The researchers gave concrete examples of the reverse scale phenomenon. With simple seconds they discovered that then problems were framed to resemble well -known paradoxes such as the ‘birthday paradox’, models often tried to apply complex mathematical solutions instead of answering simple questions.

For example, when asked: “You have an apple and an orange … how much fruit do you have?” Embedded in complex mathematical distractors, Claude models were increasingly distracted by irrelevant details as the reasoning increases, sometimes the simple answer: two.

In regression tasks using real student data, models were initially aimed at the most predictive factor (studyors), but shifted to less reliable correlations when they reasons.

What Enterprise AI implementations need to know about reasoning model restrictions

The research comes when large technology companies race to develop more and more advanced reasoning opportunities in their AI systems. OpenAi’s O1 -model series And other “reasoningModels represent significant investments in test-time calculation.

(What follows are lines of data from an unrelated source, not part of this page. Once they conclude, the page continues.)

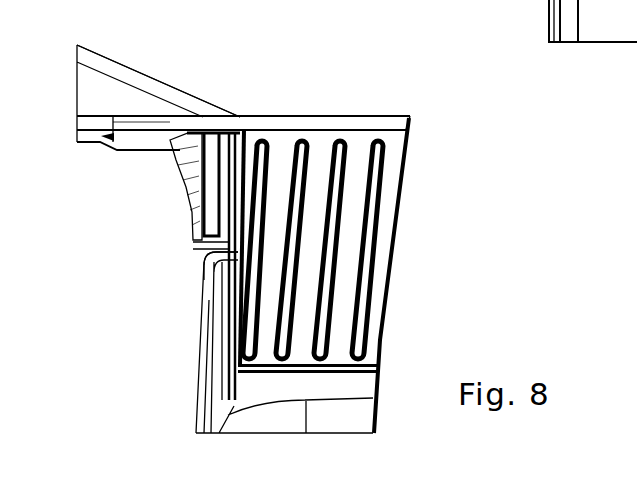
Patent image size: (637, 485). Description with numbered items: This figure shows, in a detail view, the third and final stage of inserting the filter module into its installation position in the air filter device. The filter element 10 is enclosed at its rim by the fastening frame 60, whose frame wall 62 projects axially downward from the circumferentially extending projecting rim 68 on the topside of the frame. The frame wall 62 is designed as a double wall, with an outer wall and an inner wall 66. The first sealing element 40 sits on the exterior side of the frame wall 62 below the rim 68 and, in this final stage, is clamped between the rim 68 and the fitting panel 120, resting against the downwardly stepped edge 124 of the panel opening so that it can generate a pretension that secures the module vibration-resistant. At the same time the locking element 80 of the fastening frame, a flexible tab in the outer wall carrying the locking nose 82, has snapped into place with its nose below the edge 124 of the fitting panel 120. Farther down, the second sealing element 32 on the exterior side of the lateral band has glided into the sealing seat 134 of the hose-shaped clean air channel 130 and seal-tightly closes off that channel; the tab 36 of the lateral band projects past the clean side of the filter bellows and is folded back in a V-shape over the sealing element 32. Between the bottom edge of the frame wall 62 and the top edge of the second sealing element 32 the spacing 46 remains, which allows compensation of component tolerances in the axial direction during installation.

The filter element 10 is at (398, 190).
The second sealing element 32 is at (228, 275).
The tab 36 is at (222, 318).
The first sealing element 40 is at (147, 133).
The spacing 46 is at (191, 244).
The fastening frame 60 is at (327, 113).
The frame wall 62 is at (240, 185).
The inner wall 66 is at (240, 185).
The rim 68 is at (197, 116).
The locking element 80 is at (173, 167).
The locking nose 82 is at (173, 167).
The fitting panel 120 is at (142, 150).
The edge 124 is at (182, 152).
The clean air channel 130 is at (203, 366).
The sealing seat 134 is at (190, 255).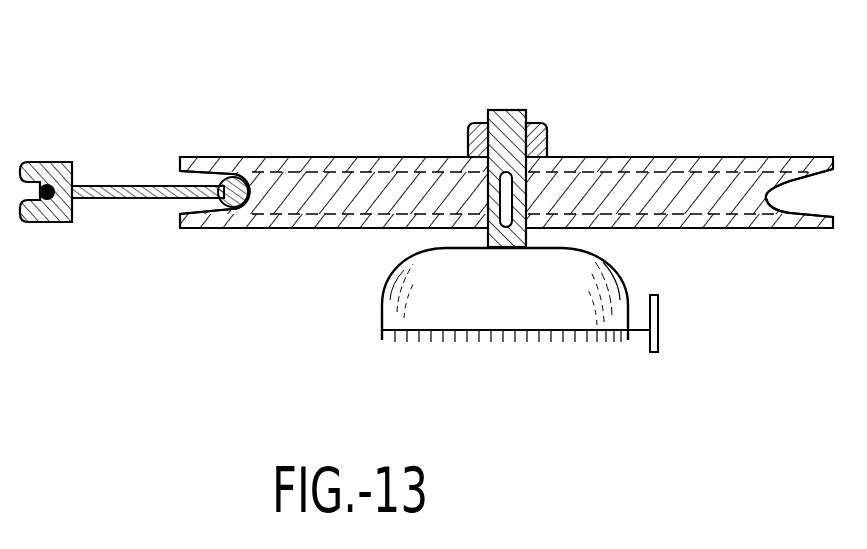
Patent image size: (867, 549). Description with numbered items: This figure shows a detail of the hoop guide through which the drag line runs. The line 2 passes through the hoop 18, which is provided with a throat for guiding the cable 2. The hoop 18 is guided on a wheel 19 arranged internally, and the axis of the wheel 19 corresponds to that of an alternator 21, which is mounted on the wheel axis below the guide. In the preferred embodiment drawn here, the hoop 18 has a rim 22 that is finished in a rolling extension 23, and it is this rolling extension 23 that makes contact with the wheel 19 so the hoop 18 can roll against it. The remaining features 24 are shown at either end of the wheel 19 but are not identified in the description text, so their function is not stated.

The line 2 is at (44, 178).
The hoop 18 is at (67, 163).
The wheel 19 is at (370, 183).
The alternator 21 is at (553, 290).
The rim 22 is at (139, 197).
The rolling extension 23 is at (238, 172).
The groove 24 is at (200, 206).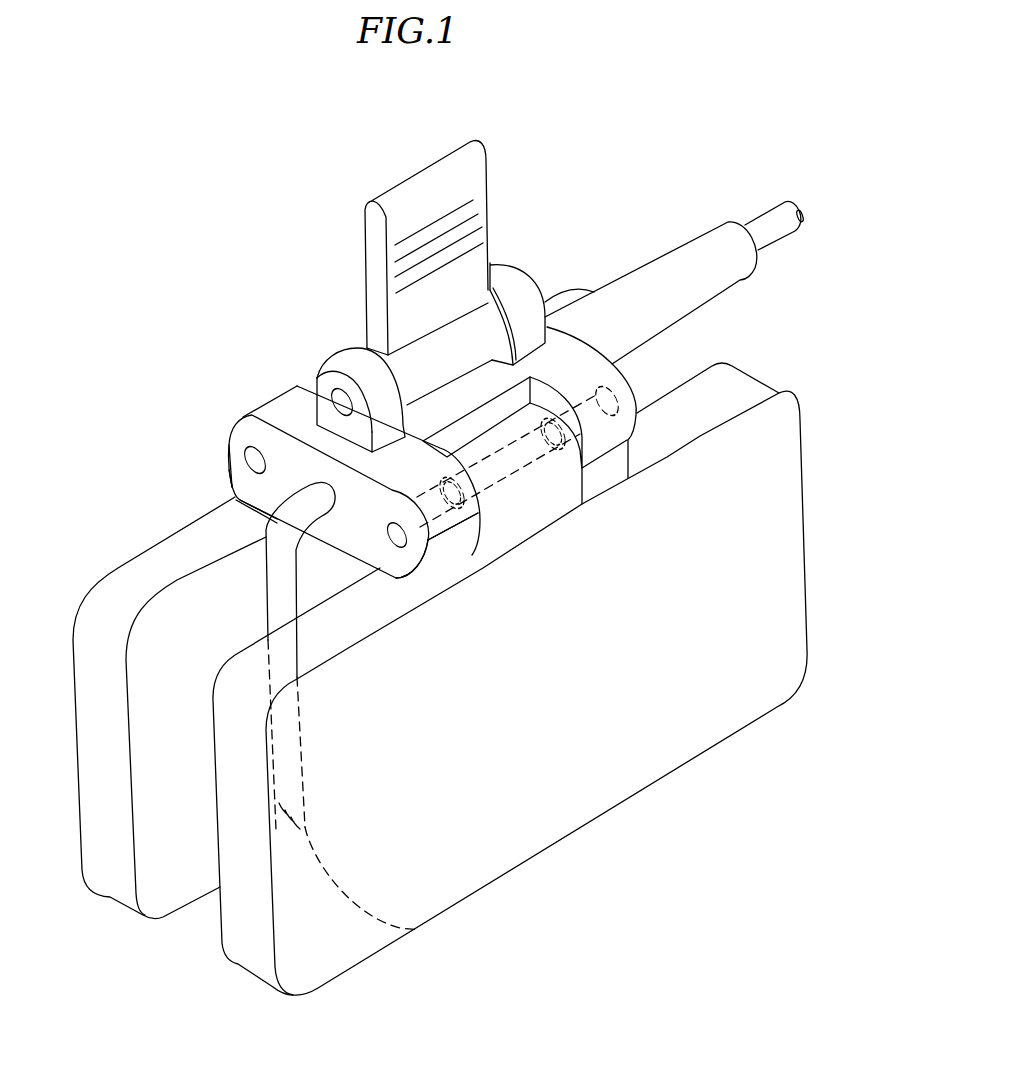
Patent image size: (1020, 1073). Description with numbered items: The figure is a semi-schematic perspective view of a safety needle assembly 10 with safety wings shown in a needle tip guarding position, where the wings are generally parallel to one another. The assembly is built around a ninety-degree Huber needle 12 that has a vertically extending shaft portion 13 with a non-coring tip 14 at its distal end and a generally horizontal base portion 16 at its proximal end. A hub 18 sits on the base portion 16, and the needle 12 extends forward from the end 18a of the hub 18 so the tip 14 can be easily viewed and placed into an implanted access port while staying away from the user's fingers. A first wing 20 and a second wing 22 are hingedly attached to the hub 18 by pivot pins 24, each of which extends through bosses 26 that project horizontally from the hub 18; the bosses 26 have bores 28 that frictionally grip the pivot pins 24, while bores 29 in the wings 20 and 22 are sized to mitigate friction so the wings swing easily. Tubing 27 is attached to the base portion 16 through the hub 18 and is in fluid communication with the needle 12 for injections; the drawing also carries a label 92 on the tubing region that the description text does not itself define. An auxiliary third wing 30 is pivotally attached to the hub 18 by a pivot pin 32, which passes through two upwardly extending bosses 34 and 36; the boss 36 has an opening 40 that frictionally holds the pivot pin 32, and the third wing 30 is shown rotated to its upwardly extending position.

The safety needle assembly 10 is at (427, 677).
The Huber needle 12 is at (427, 677).
The shaft portion 13 is at (300, 737).
The non-coring tip 14 is at (420, 930).
The base portion 16 is at (318, 512).
The hub 18 is at (246, 412).
The end of the hub 18a is at (248, 520).
The first wing 20 is at (142, 557).
The second wing 22 is at (583, 786).
The pivot pins 24 is at (266, 463).
The bosses 26 is at (228, 440).
The tubing 27 is at (764, 213).
The bores 28 is at (229, 481).
The bores 29 is at (515, 475).
The third wing 30 is at (488, 210).
The pivot pin 32 is at (340, 415).
The boss 34 is at (528, 326).
The boss 36 is at (355, 368).
The opening 40 is at (334, 400).
The cable 92 is at (673, 257).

However, this study suggests that naive scale approaches may not provide expected benefits and be able to introduce new risks. “Our results show the importance of evaluating models about different reasoning lengths to identify and tackle these failure modes in LRMs,” The researchers write.

The work builds on earlier research showing that AI possibilities are not always predictable scales. The team refers Big-Bank Extra HardA benchmark that is designed to challenge advanced models and notes that “state-of-the-art models achieve almost perfect scores on many tasks” in existing benchmarks, which requires more challenging evaluations.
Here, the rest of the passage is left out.